If OhSoClose works for NCUA, as he claimed, or the credit union in which this occurred, his disclosure of this information might be contrary to the Federal Privacy Act or the Bank Privacy Act, unless this information is readily available to the public. His basic point was a particular charitable or religious organization had uninsured accounts at a credit union; this is not surprising. At IndyMac, the FDIC press release says it projects around $1 billion in uninsured accounts -- these can just all be individuals but likely include nonprofits like Churches, Social and Fraternal Organizations, Municipalities/Political Subdivisions, Homeowners Associations, Trust and Escrow Accounts (like Lawyer IOLTA/Client Accounts), etc.

Google Freedom National Bank, a small bank in Harlem founded by Jackie Robinson that failed in the 1990's, and you will note the uproar that ensued when a number of charitable organizations, including Churches, had accounts that were uninsured and unprotected when that bank failed. The treatment of uninsured depositors of Freedom National Bank, when contrasted with the treatment of uninsured depositors at Bank of New England (where uninsured depositors were fully protected), lead Congress to enact changes in how "uninsured depositors" get treated in all banks, including those that are "too big too fail." In the past, uninsured depositors in mega-banks would routinely be protected in deals structured by the FDIC when those banks were resolved by the FDIC -- not the case anymore, as IndyMac also demonstrates.

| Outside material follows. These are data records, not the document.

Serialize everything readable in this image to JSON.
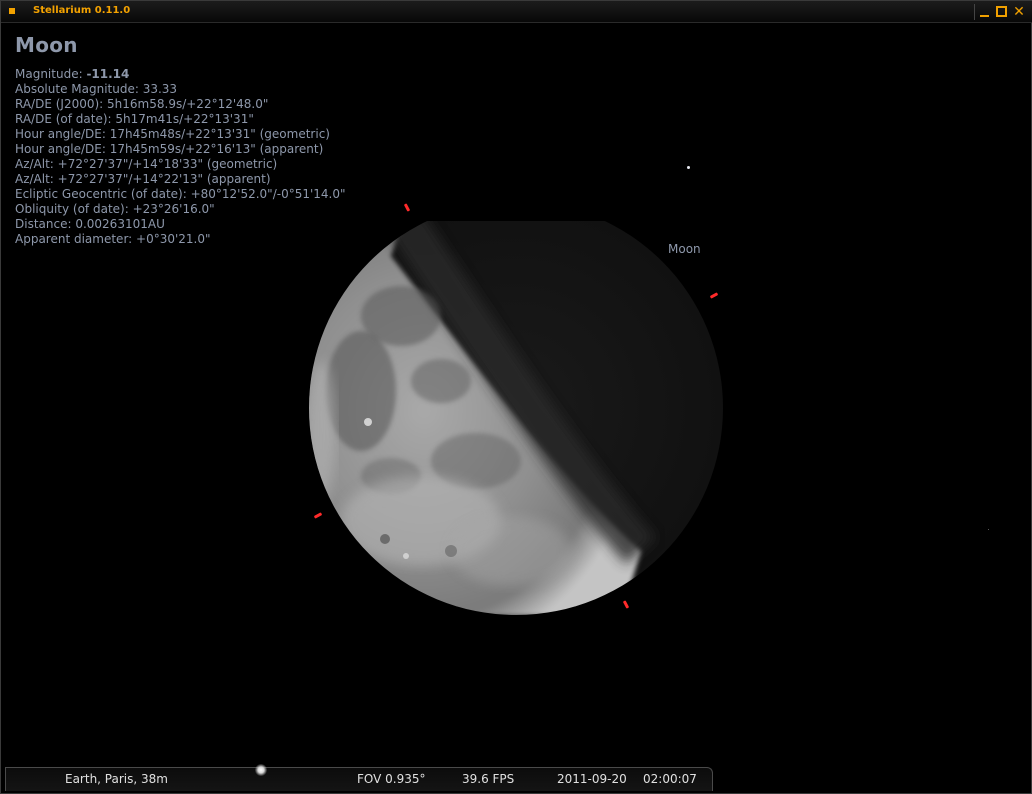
{
  "window": {
    "title": "Stellarium 0.11.0",
    "close_glyph": "✕"
  },
  "info": {
    "name": "Moon",
    "magnitude_label": "Magnitude: ",
    "magnitude_value": "-11.14",
    "lines": [
      "Absolute Magnitude: 33.33",
      "RA/DE (J2000): 5h16m58.9s/+22°12'48.0\"",
      "RA/DE (of date): 5h17m41s/+22°13'31\"",
      "Hour angle/DE: 17h45m48s/+22°13'31\" (geometric)",
      "Hour angle/DE: 17h45m59s/+22°16'13\" (apparent)",
      "Az/Alt: +72°27'37\"/+14°18'33\" (geometric)",
      "Az/Alt: +72°27'37\"/+14°22'13\" (apparent)",
      "Ecliptic Geocentric (of date): +80°12'52.0\"/-0°51'14.0\"",
      "Obliquity (of date): +23°26'16.0\"",
      "Distance: 0.00263101AU",
      "Apparent diameter: +0°30'21.0\""
    ]
  },
  "sky": {
    "object_label": "Moon",
    "illumination_fraction": 0.35
  },
  "status": {
    "location": "Earth, Paris, 38m",
    "fov": "FOV 0.935°",
    "fps": "39.6 FPS",
    "date": "2011-09-20",
    "time": "02:00:07"
  },
  "colors": {
    "title_accent": "#f5a300",
    "info_text": "#8e98ab",
    "selection_marker": "#ff2a2a",
    "background": "#000000"
  },
  "icons": [
    "app-menu-icon",
    "minimize-icon",
    "maximize-icon",
    "close-icon"
  ]
}
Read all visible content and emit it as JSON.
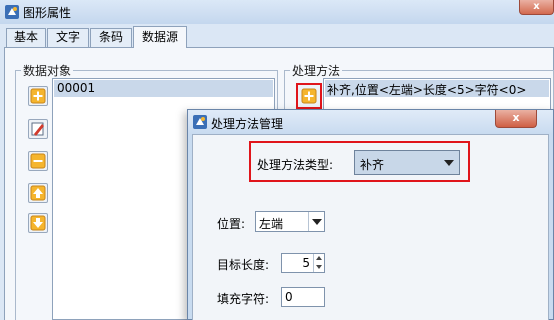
{
  "window": {
    "title": "图形属性",
    "close_label": "x"
  },
  "tabs": [
    {
      "label": "基本"
    },
    {
      "label": "文字"
    },
    {
      "label": "条码"
    },
    {
      "label": "数据源",
      "active": true
    }
  ],
  "data_objects": {
    "label": "数据对象",
    "items": [
      "00001"
    ]
  },
  "processing": {
    "label": "处理方法",
    "items": [
      "补齐,位置<左端>长度<5>字符<0>"
    ]
  },
  "dialog": {
    "title": "处理方法管理",
    "close_label": "x",
    "type_label": "处理方法类型:",
    "type_value": "补齐",
    "position_label": "位置:",
    "position_value": "左端",
    "length_label": "目标长度:",
    "length_value": "5",
    "fill_label": "填充字符:",
    "fill_value": "0"
  },
  "colors": {
    "highlight": "#e0151b",
    "selection": "#c9d8ea",
    "accent_orange": "#f0a020"
  }
}
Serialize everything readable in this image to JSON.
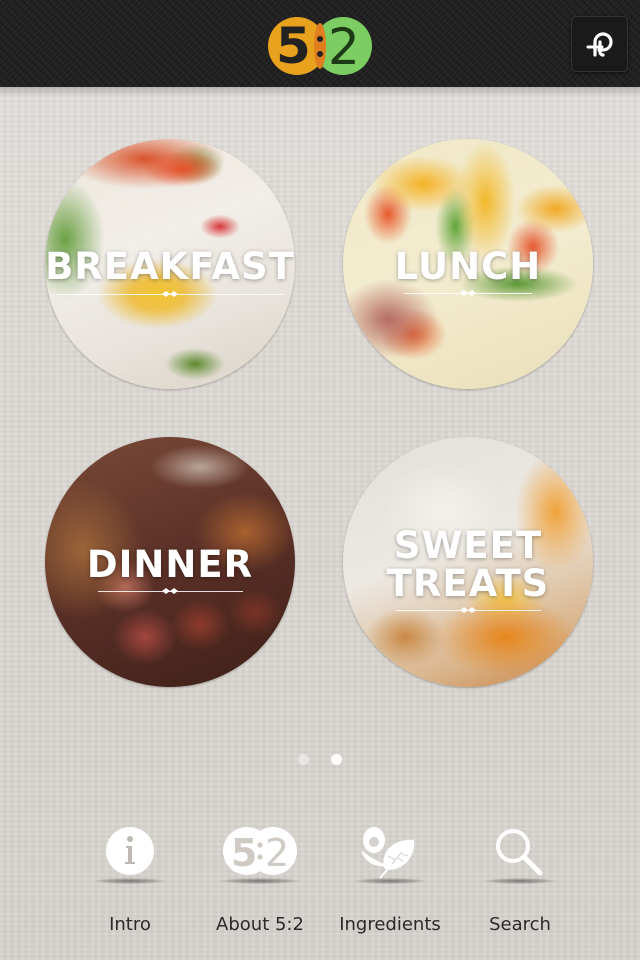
{
  "header": {
    "logo": {
      "left_digit": "5",
      "right_digit": "2",
      "colors": {
        "left": "#e8a21e",
        "right": "#7ccd62"
      }
    },
    "share_button": {
      "icon": "pinterest-p-icon"
    }
  },
  "tiles": [
    {
      "id": "breakfast",
      "label": "BREAKFAST",
      "image": "fried-egg-photo"
    },
    {
      "id": "lunch",
      "label": "LUNCH",
      "image": "peppers-scrambled-egg-photo"
    },
    {
      "id": "dinner",
      "label": "DINNER",
      "image": "roast-lamb-shallots-photo"
    },
    {
      "id": "sweet",
      "label": "SWEET\nTREATS",
      "image": "baked-peach-yogurt-photo"
    }
  ],
  "pager": {
    "current_page": 2,
    "total_pages": 2
  },
  "bottom_nav": [
    {
      "label": "Intro",
      "icon": "info-icon"
    },
    {
      "label": "About 5:2",
      "icon": "five-two-logo-icon"
    },
    {
      "label": "Ingredients",
      "icon": "egg-leaf-icon"
    },
    {
      "label": "Search",
      "icon": "search-icon"
    }
  ]
}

The "nun" case I made reference to happened long ago. But ChrisC is right, the information OAG wants is not publicly available. The religious organization could have made its claim public by filing a lawsuit against NCUA after NCUA denied the insruance claim, but it chose not to file a lawsuit. The important point is that folks who run organizations seem to be the most likely to overlook the limits of federal insurance and to put huge deposits at risk, and that is particularly unfortunate when the organization is a charity or nonprofit

fyi, Chris, NCUA does not have the authority to establish "bridge" credit unions, so the IndyMac recievership is proceeding along a different tack than would a similar credit union failure.